A branching process $Z$ is said to be non conservative if it hits $\infty$ in a finite time with
positive probability. It is well known that this happens if and only if the branching mechanism $\varphi$
of $Z$ satisfies $\int_{0+}d\lambda/|\varphi(\lambda)|<\infty$. We construct on the same
probability space a family of conservative continuous state branching processes $Z^{(\varepsilon)}$,
$\varepsilon\ge0$, each process $Z^{(\varepsilon)}$ having
$\varphi^{(\varepsilon)}(\lambda)=\varphi(\lambda+\varepsilon)-\varphi(\varepsilon)$ as branching
mechanism, and such that the family
$Z^{(\varepsilon)}$, $\varepsilon\ge0$ converges a.s. to $Z$, as $\varepsilon\rightarrow0$. Then we
study the speed of convergence of $Z^{(\varepsilon)}$, when $\varepsilon\rightarrow0$, referred
to here as the explosion speed.
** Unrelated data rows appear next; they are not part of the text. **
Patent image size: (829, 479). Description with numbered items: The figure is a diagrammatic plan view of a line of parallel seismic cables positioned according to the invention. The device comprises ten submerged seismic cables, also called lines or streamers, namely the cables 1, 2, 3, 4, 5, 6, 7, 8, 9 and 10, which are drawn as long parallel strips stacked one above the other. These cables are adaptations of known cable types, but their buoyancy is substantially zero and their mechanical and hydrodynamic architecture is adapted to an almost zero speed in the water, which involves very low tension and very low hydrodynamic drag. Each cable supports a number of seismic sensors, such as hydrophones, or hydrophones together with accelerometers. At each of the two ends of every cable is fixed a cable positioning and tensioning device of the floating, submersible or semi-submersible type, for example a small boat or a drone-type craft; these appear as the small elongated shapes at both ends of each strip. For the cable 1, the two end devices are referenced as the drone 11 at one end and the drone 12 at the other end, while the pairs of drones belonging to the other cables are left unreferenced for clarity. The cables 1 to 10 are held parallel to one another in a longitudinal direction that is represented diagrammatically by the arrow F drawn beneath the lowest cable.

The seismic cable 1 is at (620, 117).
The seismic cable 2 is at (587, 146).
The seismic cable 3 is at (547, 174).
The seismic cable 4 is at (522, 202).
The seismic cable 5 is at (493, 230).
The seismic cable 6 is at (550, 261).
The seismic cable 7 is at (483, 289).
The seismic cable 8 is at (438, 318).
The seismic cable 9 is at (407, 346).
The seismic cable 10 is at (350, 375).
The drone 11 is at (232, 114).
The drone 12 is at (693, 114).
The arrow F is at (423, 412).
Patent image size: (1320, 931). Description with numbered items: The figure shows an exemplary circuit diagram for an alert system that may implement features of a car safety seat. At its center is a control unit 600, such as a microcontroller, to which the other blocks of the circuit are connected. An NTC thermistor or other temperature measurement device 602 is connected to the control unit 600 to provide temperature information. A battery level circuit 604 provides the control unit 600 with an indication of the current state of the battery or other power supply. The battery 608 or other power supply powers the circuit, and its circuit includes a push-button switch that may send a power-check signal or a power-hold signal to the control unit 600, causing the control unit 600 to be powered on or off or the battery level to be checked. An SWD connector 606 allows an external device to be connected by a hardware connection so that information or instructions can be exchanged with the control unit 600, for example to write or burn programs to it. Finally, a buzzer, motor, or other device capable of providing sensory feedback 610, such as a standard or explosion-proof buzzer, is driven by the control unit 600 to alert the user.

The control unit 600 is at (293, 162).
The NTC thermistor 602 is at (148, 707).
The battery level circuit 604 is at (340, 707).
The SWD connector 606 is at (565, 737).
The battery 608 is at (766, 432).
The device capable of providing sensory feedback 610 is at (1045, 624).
More specifically, we characterize the functions $f$ with
$\lim_{\varepsilon\rightarrow0} f(\varepsilon)=\infty$ and such that the first passage times
$\sigma_\varepsilon=\inf\{t:Z^{(\varepsilon)}_t\ge f(\varepsilon)\}$ converge toward the explosion time
of $Z$. Necessary and sufficient conditions are obtained for the weak convergence and convergence
in $L^1$. Then we give a sufficient condition for the almost sure convergence.
This is a joint work with my PhD student Cl\'ement Lamoureux.